Inmóvil en su paréntesis, fabricó breves trayectos: de un labio a otro, desde
el mentón equilátero al pecho restringido, del asa de la tetera al sorbo
oriental; de la infusión a la memoria. Se veía que recordaba, aunque nadie
reparaba en su presencia. Entonces recordé yo, un puente de hierro sobre un río
turbulento. No sé si alguna vez he visto alguno, pero eso era lo que ella
parecía. Si me moví no me di cuenta. Era viento el zumbido que me cegaba.
Debía
entrar; fue la voluntad, que tanto aforismo soporta, la que ordenó esos
instantes. Debía entrar, a escuchar citas precisas, a compartir las orillas que
la muerte de su marido había unificado. Yo quería saber si la voz era parecida
al hombre, o si es así de verdad (como él solía decir) que el cauce del arroyo
iguala a Dios y al Demonio. Pero sobre todo quise entrar a mover mi vanidad, a
ser yo un personaje de sus instantes. Por un momento temí que también ella se
enamorara. Temí que la cópula me trajera una imagen absurda, de mujer desnuda
de cuidados: la carne hecha manteca, el centro de su humedad como un animal
aparte. La vi tendida sobre el colchón (el colchón mío) citando las leyendas
que su marido le enseñara; la vi besando las costuras de mi ropa, cepillando mi
pelo, contando mis monedas con un erotismo desgastado.

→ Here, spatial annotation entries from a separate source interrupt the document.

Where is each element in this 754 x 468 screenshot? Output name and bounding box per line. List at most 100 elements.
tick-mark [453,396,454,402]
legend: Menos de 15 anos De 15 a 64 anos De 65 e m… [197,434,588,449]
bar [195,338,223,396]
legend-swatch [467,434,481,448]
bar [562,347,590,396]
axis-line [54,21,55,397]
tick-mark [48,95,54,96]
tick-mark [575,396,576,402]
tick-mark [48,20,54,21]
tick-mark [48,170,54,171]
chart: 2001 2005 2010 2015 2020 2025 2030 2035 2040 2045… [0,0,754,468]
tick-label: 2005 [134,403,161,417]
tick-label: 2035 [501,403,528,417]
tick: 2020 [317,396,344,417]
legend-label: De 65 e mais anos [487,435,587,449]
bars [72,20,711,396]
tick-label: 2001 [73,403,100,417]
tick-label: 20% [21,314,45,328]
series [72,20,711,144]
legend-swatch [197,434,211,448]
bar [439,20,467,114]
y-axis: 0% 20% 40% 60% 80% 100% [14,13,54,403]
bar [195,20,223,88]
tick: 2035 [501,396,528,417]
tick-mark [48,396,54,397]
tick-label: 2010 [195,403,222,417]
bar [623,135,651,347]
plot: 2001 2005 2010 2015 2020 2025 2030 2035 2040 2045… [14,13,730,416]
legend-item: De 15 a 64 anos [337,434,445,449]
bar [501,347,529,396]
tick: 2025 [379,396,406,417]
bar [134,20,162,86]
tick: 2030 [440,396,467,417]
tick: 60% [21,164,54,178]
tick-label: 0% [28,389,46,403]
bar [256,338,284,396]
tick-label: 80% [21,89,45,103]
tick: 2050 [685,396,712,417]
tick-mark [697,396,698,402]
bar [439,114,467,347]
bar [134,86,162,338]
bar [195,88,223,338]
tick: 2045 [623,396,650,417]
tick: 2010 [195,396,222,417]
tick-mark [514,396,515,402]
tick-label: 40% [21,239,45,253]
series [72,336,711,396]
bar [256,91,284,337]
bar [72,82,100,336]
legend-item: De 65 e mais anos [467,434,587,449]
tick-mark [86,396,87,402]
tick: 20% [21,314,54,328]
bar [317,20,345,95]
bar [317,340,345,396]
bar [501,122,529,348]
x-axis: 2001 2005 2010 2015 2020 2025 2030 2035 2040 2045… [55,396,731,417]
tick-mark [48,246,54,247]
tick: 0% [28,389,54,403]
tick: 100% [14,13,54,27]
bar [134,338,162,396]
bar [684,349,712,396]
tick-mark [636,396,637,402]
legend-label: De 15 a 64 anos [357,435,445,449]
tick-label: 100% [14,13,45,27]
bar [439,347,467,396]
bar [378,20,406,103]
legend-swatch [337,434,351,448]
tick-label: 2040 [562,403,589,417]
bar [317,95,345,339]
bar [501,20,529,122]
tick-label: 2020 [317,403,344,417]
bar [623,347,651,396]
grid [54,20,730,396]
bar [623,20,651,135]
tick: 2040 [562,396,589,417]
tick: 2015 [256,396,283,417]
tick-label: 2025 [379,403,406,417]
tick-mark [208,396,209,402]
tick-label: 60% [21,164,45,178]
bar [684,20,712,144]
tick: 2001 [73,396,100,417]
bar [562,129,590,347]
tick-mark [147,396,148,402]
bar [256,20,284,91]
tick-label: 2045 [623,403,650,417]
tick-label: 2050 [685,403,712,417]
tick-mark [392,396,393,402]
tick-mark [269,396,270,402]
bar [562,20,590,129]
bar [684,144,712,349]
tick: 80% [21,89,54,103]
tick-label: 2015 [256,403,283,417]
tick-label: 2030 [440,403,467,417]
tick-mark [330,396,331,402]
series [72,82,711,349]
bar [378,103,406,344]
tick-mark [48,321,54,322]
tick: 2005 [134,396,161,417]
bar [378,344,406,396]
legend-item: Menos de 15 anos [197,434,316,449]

La vi llorando, de pie
en mi cocina, la pena de que su marido no supiera componer mujeres
convincentes. Las manos me sudaron. Con todas mis fuerzas deseé igualar mis
defectos a los de la viuda.
Me
quedé perplejo durante una medida. Ella y su cabeza rotaron, como una catedral
dentro de otra. Las perlas de sus ojos ya no revolvían el alhajero de su
memoria. Entonces la vi, viéndome, detenida la caída de sus párpados en el
centro del viaje hacia mí. Un instinto me estremeció, y tuve ganas de correr.
Entonces subí el bastón. Llorando le disparé entre ceja y ceja.
Esto
ocurrió un día. Desde entonces voy a otro parque, todo de cemento; los bancos
no tienen respaldo. Hay veces en que me distraigo la tarde entera, mirando el
puente que cruza sobre la alterada avenida. Por estos días ya no leo ni nada.